Knowledge of the structure of the proteins that make up 'anthrax toxin' should be valuable in the design of new drugs to counteract its lethal effects. Two of the three toxin components, protective antigen and lethal factor, had their structures determined in 1997 and 2001, respectively. In the January 24 issue of Nature, Drum et al. now complete the story by elucidating the structure of the third component, oedema factor (EF), with and without calmodulin (CaM), the protein that activates EF after entry into the host cell.

Like many infectious organisms, the anthrax bacteria disrupts intracellular signalling pathways by increasing the concentration of a key signalling molecule — cyclic AMP — in infected cells, thus inhibiting the immune response against the bacteria. On binding to calmodulin, a ubiquitous intracellular modulator, the conformation of EF is considerably altered, creating a site that can catalyse the formation of cAMP from ATP, but at a rate 1,000-fold higher than that of the adenylyl-cyclase–CaM complex that has this role in normal cells. Moreover, in the EF–CaM complex, CaM is locked into a conformation that cannot modulate other signalling proteins, as it would normally.

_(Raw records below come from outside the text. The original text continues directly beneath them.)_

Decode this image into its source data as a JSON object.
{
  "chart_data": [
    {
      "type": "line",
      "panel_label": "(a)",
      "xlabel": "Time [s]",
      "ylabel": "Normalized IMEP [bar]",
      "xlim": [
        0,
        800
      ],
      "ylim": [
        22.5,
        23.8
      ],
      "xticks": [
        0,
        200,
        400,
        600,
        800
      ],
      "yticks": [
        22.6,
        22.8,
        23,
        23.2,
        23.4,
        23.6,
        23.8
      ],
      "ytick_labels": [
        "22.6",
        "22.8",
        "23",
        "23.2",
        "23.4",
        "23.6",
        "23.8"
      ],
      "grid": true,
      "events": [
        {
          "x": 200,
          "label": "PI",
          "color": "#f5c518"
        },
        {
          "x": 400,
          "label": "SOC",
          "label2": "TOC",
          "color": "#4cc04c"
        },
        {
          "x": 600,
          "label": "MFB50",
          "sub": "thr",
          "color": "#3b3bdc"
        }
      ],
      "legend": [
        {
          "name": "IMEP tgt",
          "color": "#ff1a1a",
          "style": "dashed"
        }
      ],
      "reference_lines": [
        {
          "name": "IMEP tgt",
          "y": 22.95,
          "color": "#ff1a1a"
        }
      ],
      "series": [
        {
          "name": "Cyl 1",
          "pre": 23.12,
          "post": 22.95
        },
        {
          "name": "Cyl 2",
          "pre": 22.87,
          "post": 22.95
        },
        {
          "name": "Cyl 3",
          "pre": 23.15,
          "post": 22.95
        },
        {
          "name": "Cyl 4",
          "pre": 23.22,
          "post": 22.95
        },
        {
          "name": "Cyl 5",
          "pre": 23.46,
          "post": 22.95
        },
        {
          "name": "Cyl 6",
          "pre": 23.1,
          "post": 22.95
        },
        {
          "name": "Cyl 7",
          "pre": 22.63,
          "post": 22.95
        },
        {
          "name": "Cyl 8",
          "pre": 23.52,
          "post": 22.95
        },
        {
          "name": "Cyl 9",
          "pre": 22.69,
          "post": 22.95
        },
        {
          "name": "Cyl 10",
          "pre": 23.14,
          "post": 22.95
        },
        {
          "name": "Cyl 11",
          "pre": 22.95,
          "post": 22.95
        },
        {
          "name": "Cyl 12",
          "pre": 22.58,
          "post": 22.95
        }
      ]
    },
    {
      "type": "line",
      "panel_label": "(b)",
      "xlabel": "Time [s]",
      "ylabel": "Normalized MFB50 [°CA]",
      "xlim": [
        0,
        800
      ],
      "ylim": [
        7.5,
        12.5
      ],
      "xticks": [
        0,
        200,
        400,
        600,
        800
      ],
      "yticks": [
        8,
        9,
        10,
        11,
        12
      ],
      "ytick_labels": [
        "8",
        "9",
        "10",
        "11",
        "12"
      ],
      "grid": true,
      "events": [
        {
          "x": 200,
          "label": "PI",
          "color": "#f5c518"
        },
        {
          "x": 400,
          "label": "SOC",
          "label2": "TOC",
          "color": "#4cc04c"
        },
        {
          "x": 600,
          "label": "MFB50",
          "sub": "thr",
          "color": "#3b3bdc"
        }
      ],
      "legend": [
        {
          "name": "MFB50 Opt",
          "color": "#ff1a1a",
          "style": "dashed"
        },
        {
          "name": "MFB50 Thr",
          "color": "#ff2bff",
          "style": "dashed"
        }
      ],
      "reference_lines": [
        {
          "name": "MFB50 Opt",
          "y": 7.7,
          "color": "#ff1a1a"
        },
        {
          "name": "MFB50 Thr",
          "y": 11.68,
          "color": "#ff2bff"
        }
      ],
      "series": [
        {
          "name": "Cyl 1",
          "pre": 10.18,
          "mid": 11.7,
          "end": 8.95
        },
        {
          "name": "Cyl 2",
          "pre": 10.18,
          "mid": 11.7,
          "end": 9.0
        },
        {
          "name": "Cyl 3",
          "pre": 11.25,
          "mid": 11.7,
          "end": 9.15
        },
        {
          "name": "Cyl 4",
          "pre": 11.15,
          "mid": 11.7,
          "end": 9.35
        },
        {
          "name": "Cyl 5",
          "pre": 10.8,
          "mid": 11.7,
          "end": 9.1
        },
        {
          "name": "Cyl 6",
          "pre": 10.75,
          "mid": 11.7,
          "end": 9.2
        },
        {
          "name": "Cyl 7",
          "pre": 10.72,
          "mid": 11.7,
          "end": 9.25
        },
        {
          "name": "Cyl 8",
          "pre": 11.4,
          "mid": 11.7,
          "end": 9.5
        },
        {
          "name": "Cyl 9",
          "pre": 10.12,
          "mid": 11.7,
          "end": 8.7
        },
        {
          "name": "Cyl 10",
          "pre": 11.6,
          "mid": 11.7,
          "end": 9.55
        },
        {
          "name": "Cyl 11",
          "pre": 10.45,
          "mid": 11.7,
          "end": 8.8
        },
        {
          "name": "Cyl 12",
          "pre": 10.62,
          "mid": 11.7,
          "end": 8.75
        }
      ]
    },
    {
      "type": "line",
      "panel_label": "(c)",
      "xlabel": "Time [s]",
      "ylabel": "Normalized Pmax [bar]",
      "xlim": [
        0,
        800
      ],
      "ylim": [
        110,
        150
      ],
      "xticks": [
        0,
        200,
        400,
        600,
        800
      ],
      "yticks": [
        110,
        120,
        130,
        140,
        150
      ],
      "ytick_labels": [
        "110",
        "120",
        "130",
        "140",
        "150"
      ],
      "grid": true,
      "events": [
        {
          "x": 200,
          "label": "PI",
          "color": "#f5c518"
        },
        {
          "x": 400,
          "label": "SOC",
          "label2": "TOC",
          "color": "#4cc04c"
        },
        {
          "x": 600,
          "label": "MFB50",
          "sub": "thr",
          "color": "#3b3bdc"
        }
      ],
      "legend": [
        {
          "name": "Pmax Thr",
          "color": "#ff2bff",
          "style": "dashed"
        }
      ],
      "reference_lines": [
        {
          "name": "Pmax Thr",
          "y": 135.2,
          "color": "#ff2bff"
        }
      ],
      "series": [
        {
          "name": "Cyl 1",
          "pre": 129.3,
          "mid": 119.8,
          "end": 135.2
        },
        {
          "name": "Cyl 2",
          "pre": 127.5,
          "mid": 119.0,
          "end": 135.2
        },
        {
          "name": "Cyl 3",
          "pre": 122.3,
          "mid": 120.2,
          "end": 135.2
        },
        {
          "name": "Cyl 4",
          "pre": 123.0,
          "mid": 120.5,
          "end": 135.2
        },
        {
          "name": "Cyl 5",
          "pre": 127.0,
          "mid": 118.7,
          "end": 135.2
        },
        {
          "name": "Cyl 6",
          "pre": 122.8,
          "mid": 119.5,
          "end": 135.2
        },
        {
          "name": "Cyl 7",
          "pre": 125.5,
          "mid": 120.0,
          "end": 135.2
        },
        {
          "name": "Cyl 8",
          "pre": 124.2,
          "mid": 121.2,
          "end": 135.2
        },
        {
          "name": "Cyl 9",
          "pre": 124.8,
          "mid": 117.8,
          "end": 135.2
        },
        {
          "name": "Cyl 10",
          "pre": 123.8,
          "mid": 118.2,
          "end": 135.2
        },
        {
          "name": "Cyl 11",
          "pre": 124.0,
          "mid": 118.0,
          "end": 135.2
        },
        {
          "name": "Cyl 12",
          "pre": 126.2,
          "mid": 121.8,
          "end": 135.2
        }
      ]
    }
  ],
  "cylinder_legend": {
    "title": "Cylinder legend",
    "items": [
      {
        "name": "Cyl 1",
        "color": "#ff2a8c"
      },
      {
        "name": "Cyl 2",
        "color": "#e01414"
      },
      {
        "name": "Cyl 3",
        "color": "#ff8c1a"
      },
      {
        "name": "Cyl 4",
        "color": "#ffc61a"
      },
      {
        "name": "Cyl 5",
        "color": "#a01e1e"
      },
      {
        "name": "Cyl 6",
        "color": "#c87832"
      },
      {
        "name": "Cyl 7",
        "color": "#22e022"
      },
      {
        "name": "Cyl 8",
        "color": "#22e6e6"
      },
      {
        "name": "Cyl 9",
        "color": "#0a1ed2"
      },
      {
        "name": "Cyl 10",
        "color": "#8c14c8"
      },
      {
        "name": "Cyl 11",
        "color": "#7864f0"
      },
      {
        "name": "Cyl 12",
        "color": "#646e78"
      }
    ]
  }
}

Whether or not EF represents a good drug target remains to be seen; however, its active site is a deep, narrow pocket that should be amenable to blocking with a small molecule, and also differs considerably from the active site of mammalian adenylyl cyclase, reducing the risk of adverse interference with this key enzyme. Further research could also have benefits beyond the potential for anthrax therapies, as EF-like adenylyl-cyclase toxins are found in pathogens that cause whooping cough and common hospital-acquired infections.